Working on your running form can prevent a lot of problems down the line. But be careful of generalizations. For example, many people think pronation is a bad word, but it’s not that simple. If you watch people walk, you’ll notice that most people pronate as they push off. You don’t want to do it too much, but it’s part of your natural gait. How to tell?  Look at the soles of your shoes; if they are worn out on the outside of the heel and the inside of the big toe, you’re pronating.

Another clue is to look at your footprint as you step out of the shower. If you see most of your foot outlined and you don’t have much arch, then your propensity to over-pronate is greater. If your arch is high, you’re less likely to over-pronate and may even under-pronate.

If you have either of these tendencies, you want to know about it and try to compensate or you can develop foot, knee, hip, or back pain. Or you may acquire an ongoing problem like shin splints or plantar fasciitis. At the same time, pronation is part of your natural gait, so you want to focus on the whole thing, and not just that.
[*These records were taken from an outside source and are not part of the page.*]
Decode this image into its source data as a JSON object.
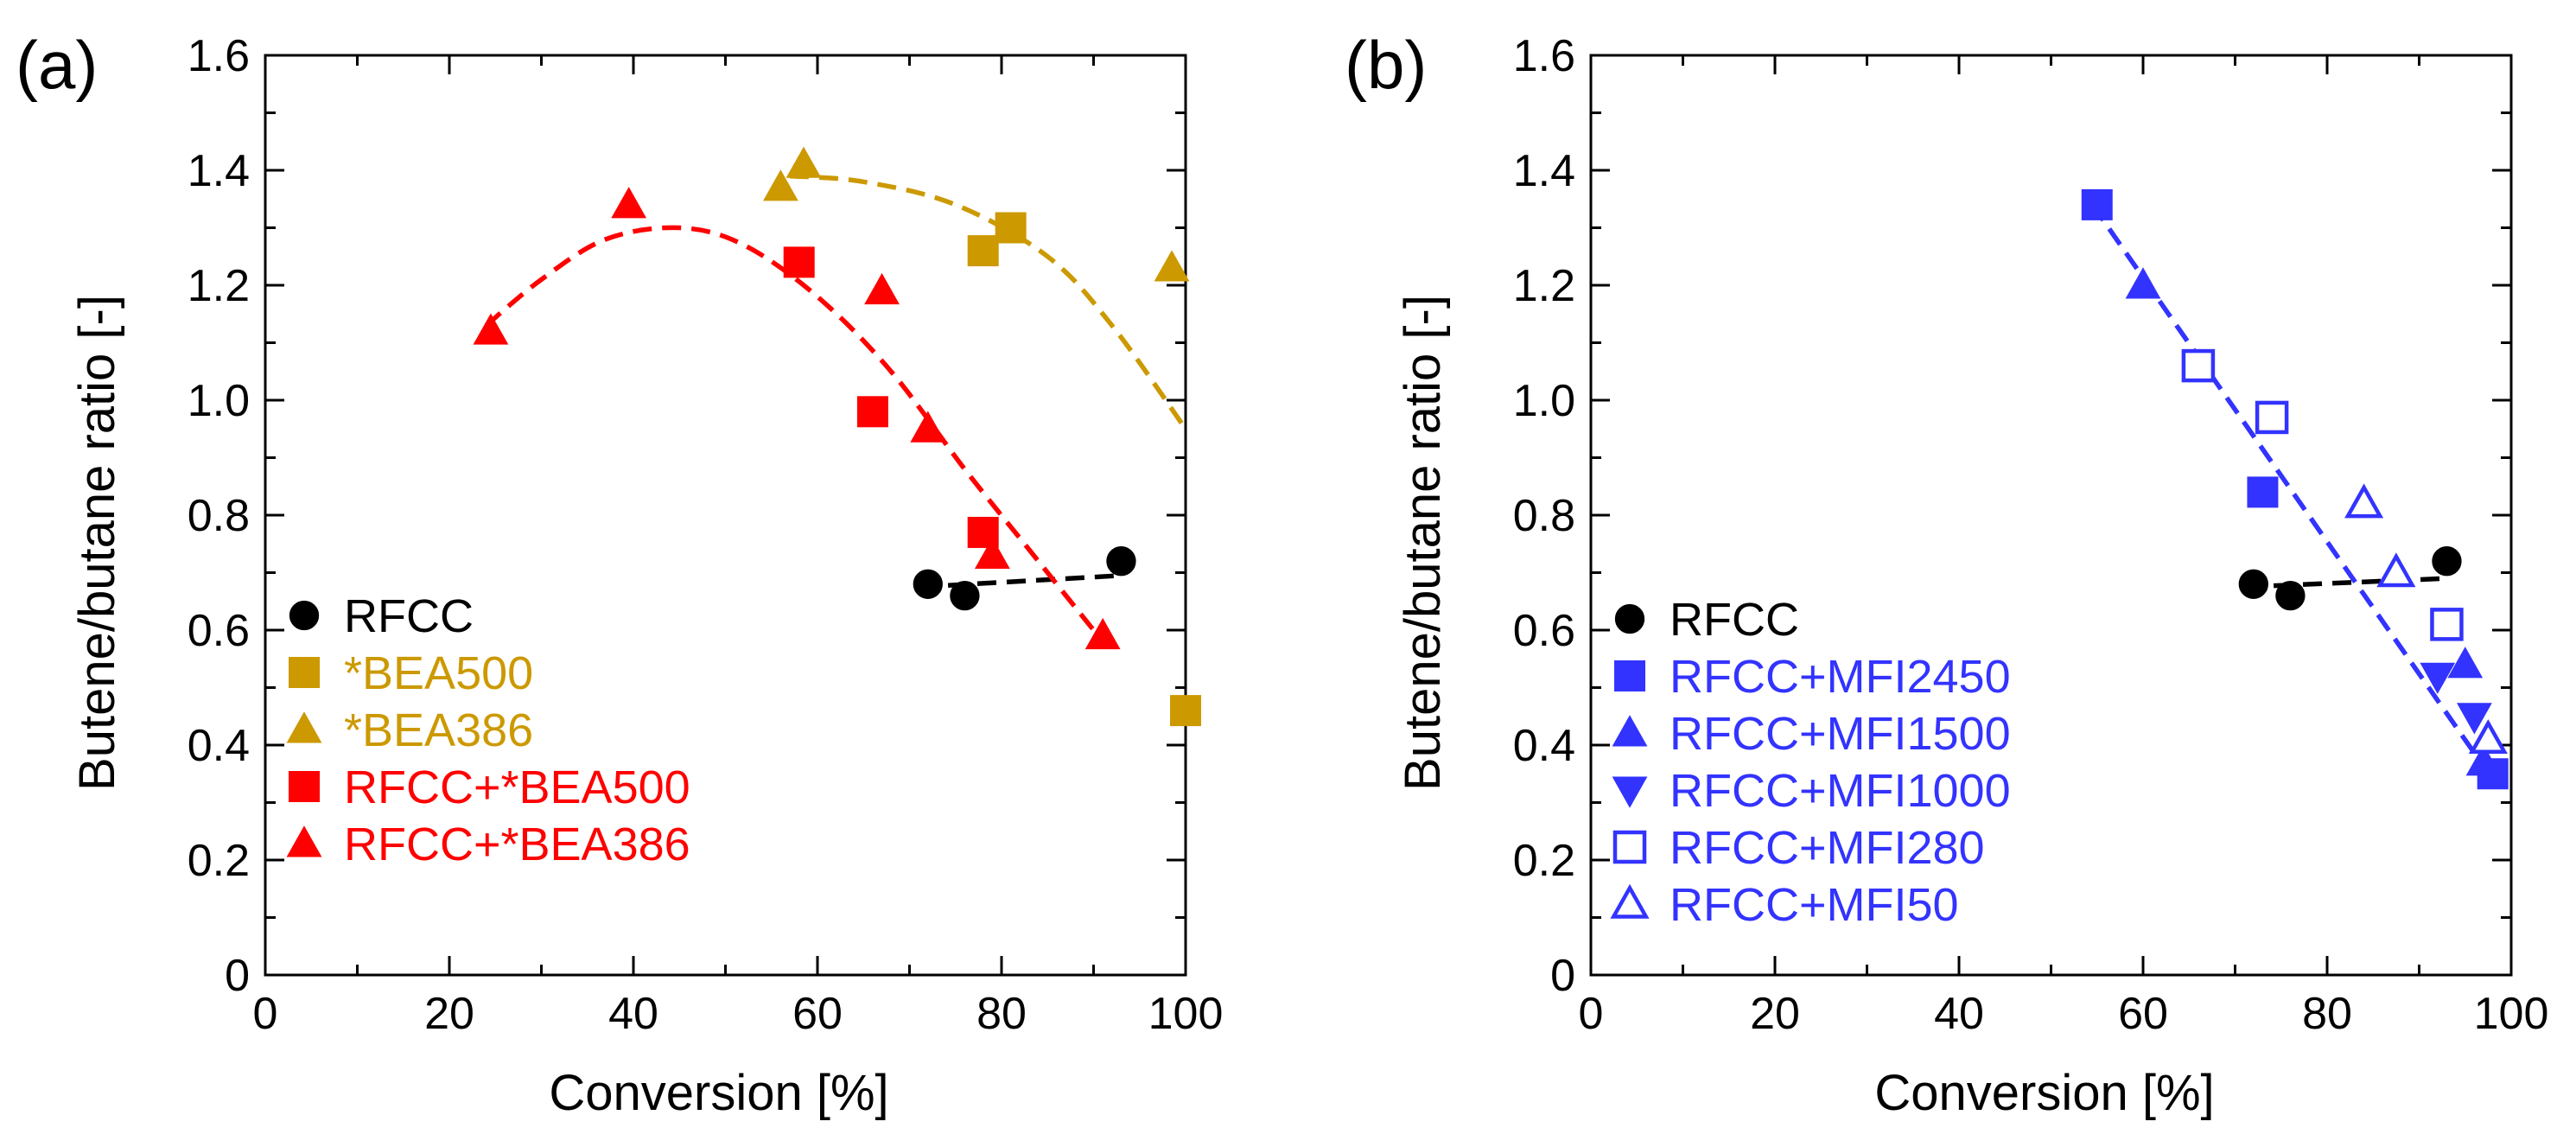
{
  "chart_data": [
    {
      "type": "scatter",
      "panel_label": "(a)",
      "xlabel": "Conversion [%]",
      "ylabel": "Butene/butane ratio [-]",
      "xlim": [
        0,
        100
      ],
      "ylim": [
        0,
        1.6
      ],
      "xticks": [
        0,
        20,
        40,
        60,
        80,
        100
      ],
      "xtick_labels": [
        "0",
        "20",
        "40",
        "60",
        "80",
        "100"
      ],
      "yticks": [
        0,
        0.2,
        0.4,
        0.6,
        0.8,
        1.0,
        1.2,
        1.4,
        1.6
      ],
      "ytick_labels": [
        "0",
        "0.2",
        "0.4",
        "0.6",
        "0.8",
        "1.0",
        "1.2",
        "1.4",
        "1.6"
      ],
      "grid": false,
      "legend_position": "lower-left",
      "series": [
        {
          "name": "RFCC",
          "marker": "circle",
          "filled": true,
          "color": "#000000",
          "points": [
            [
              72,
              0.68
            ],
            [
              76,
              0.66
            ],
            [
              93,
              0.72
            ]
          ]
        },
        {
          "name": "*BEA500",
          "marker": "square",
          "filled": true,
          "color": "#cc9900",
          "points": [
            [
              78,
              1.26
            ],
            [
              81,
              1.3
            ],
            [
              100,
              0.46
            ]
          ]
        },
        {
          "name": "*BEA386",
          "marker": "triangle-up",
          "filled": true,
          "color": "#cc9900",
          "points": [
            [
              56,
              1.37
            ],
            [
              58.5,
              1.41
            ],
            [
              98.5,
              1.23
            ]
          ]
        },
        {
          "name": "RFCC+*BEA500",
          "marker": "square",
          "filled": true,
          "color": "#ff0000",
          "points": [
            [
              58,
              1.24
            ],
            [
              66,
              0.98
            ],
            [
              78,
              0.77
            ]
          ]
        },
        {
          "name": "RFCC+*BEA386",
          "marker": "triangle-up",
          "filled": true,
          "color": "#ff0000",
          "points": [
            [
              24.5,
              1.12
            ],
            [
              39.5,
              1.34
            ],
            [
              67,
              1.19
            ],
            [
              72,
              0.95
            ],
            [
              79,
              0.73
            ],
            [
              91,
              0.59
            ]
          ]
        }
      ],
      "trend_lines": [
        {
          "series": "RFCC",
          "color": "#000000",
          "points": [
            [
              71,
              0.675
            ],
            [
              93,
              0.695
            ]
          ]
        },
        {
          "series": "*BEA",
          "color": "#cc9900",
          "points": [
            [
              57,
              1.39
            ],
            [
              65,
              1.38
            ],
            [
              75,
              1.34
            ],
            [
              85,
              1.25
            ],
            [
              92,
              1.13
            ],
            [
              100,
              0.95
            ]
          ]
        },
        {
          "series": "RFCC+*BEA",
          "color": "#ff0000",
          "points": [
            [
              24,
              1.13
            ],
            [
              30,
              1.21
            ],
            [
              37,
              1.28
            ],
            [
              45,
              1.3
            ],
            [
              52,
              1.27
            ],
            [
              60,
              1.18
            ],
            [
              68,
              1.05
            ],
            [
              76,
              0.88
            ],
            [
              83,
              0.74
            ],
            [
              91,
              0.58
            ]
          ]
        }
      ]
    },
    {
      "type": "scatter",
      "panel_label": "(b)",
      "xlabel": "Conversion [%]",
      "ylabel": "Butene/butane ratio [-]",
      "xlim": [
        0,
        100
      ],
      "ylim": [
        0,
        1.6
      ],
      "xticks": [
        0,
        20,
        40,
        60,
        80,
        100
      ],
      "xtick_labels": [
        "0",
        "20",
        "40",
        "60",
        "80",
        "100"
      ],
      "yticks": [
        0,
        0.2,
        0.4,
        0.6,
        0.8,
        1.0,
        1.2,
        1.4,
        1.6
      ],
      "ytick_labels": [
        "0",
        "0.2",
        "0.4",
        "0.6",
        "0.8",
        "1.0",
        "1.2",
        "1.4",
        "1.6"
      ],
      "grid": false,
      "legend_position": "lower-left",
      "series": [
        {
          "name": "RFCC",
          "marker": "circle",
          "filled": true,
          "color": "#000000",
          "points": [
            [
              72,
              0.68
            ],
            [
              76,
              0.66
            ],
            [
              93,
              0.72
            ]
          ]
        },
        {
          "name": "RFCC+MFI2450",
          "marker": "square",
          "filled": true,
          "color": "#3333ff",
          "points": [
            [
              55,
              1.34
            ],
            [
              73,
              0.84
            ],
            [
              98,
              0.35
            ]
          ]
        },
        {
          "name": "RFCC+MFI1500",
          "marker": "triangle-up",
          "filled": true,
          "color": "#3333ff",
          "points": [
            [
              60,
              1.2
            ],
            [
              95,
              0.54
            ],
            [
              97,
              0.37
            ]
          ]
        },
        {
          "name": "RFCC+MFI1000",
          "marker": "triangle-down",
          "filled": true,
          "color": "#3333ff",
          "points": [
            [
              92,
              0.52
            ],
            [
              96,
              0.45
            ]
          ]
        },
        {
          "name": "RFCC+MFI280",
          "marker": "square",
          "filled": false,
          "color": "#3333ff",
          "points": [
            [
              66,
              1.06
            ],
            [
              74,
              0.97
            ],
            [
              93,
              0.61
            ]
          ]
        },
        {
          "name": "RFCC+MFI50",
          "marker": "triangle-up",
          "filled": false,
          "color": "#3333ff",
          "points": [
            [
              84,
              0.82
            ],
            [
              87.5,
              0.7
            ],
            [
              97.5,
              0.41
            ]
          ]
        }
      ],
      "trend_lines": [
        {
          "series": "RFCC",
          "color": "#000000",
          "points": [
            [
              71,
              0.675
            ],
            [
              93,
              0.69
            ]
          ]
        },
        {
          "series": "RFCC+MFI",
          "color": "#3333ff",
          "points": [
            [
              54.5,
              1.34
            ],
            [
              98,
              0.34
            ]
          ]
        }
      ]
    }
  ]
}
Choosing the correct shoes can help; for example, stiffer shoes are often recommended for over-pronation. If you purchase your shoes from a running store, the sales staff will test you for alignment issues and recommend the right shoes. But if you’re relying on shoes to compensate for gait issues, you’re not really correcting the actual problem. And you’re not going to be wearing your running shoes all the time, but you’re always over-pronating.

Instead, try this tip – point your toes forward. Look down at regular intervals throughout the day and make sure your legs are aligned straight with your toes pointing directly forward, rather than turned in or out. Do this not just when you’re running, but when walking and standing as well.

Think you’ll have trouble remembering? At least initially, set a timer while you work, walk or run to let you it’s time for the straight-toe check. Eventually it will become a habit.